Gently he took Mandy in his arms. 'And I you,' he said huskily. They stared and smiled at one another idiotically till the children tugged Mandy's skirt and demanded that she watch their father.

Lost in a magical world, she tried to concentrate while Herbert explained how he was hand-pollinating the vanilla orchids growing on the cocoa tree to encourage the vanilla pods to form. But she was only conscious of Pascal's warm body against hers, the rapid beat of her heart and the growing feeling that she carried their child. He loved her. He really loved her!

Herbert's wife was laughing behind them. 'I think you two got something to talk about!' she cried in glee. 'Herbert! They not listening to you! Get the bus out the shed and take Mr St Honore back to the harbour,' she ordered, beaming all over her broad face.

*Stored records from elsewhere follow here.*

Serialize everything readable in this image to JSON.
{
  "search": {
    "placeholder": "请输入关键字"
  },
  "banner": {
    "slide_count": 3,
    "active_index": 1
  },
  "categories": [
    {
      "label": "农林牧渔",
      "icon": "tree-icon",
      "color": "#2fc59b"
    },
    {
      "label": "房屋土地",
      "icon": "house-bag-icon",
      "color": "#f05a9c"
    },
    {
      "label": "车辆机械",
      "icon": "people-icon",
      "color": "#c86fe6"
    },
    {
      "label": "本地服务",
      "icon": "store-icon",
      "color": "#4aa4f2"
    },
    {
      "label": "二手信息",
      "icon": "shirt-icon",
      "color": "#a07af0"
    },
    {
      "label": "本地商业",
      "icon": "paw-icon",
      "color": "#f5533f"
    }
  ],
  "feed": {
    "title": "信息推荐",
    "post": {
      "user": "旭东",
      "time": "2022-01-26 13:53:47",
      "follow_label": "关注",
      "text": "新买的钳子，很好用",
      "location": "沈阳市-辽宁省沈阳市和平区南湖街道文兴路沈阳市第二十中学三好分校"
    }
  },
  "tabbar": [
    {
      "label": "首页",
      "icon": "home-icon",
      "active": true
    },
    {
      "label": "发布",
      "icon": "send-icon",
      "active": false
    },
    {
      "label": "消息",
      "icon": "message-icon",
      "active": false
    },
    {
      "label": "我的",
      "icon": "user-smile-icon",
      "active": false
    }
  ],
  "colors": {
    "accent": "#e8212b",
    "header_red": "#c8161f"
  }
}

Mandy blushed at Pascal's amused raised eyebrow. 'I think we should go,' she said, embarrassed. 'But we'll call again, Herbert.'

The children affectionately hugged them both. Pascal was wonderful with them, she thought dazedly as they drove back to Soufriere Bay. Maybe she and Pascal hadn't had much luck with their own parents, but they'd start a new family and give their children love and security. And someday, she mused dreamily, perhaps Pascal's efforts to trace her background through a network of detective agencies would bear fruit.

'Something to tell me?' he asked when they were alone on the boat.

She watched the crew cheerfully preparing to cast off from the jetty. Drawing in a huge breath, she scanned the wide alluvial valley and the low buildings of Soufriere nestled at the foot of the incomparable Pitons. 'Are you happy?' she asked.

'More than I could ever have imagined,' he answered in a voice low with choking emotions. He kissed her hands. 'I thought once that I would never stop loving and mourning Caroline. I believed there would be no one who could take away the pain and the sense of being abandoned by everything good and wonderful. You see, I thought you could only fall in love once.'

'Perhaps that's true,' she said, her lashes spiky with happy tears. 'What I feel for you is deeper than my feelings for Dave.'

Pascal's eyes kindled. 'My darling!' he said softly. 'I think maybe you're right. It's hard to recall my feelings for Caroline now; they're only a pleasant memory. I won't ever forget her, Mandy, but what we have seems to be on a different plane.'

'Everything you've said goes for me too,' she told him lovingly. 'As far as I was concerned Dave was the beginning and the end of my love life. I think maybe he opened my heart and I was the one who closed it. You've given me something I can't express properly; I only know that I feel ours is a love that will survive anything—and I haven't dared to risk saying so before. Now I don't care.'

'Mandy! I love you!' He kissed her tenderly, lingeringly. 'I have everything I could ever want—'

'Everything?' she asked breathily, arching a dark brow. And her eyes asked if he wanted their child.

He stiffened with surprise, gave a half-laugh and then his mouth was serious and laughing at the same time, his eyes somehow hopeful and wary.

'Do you mean—?' It was obvious that he hardly dared ask.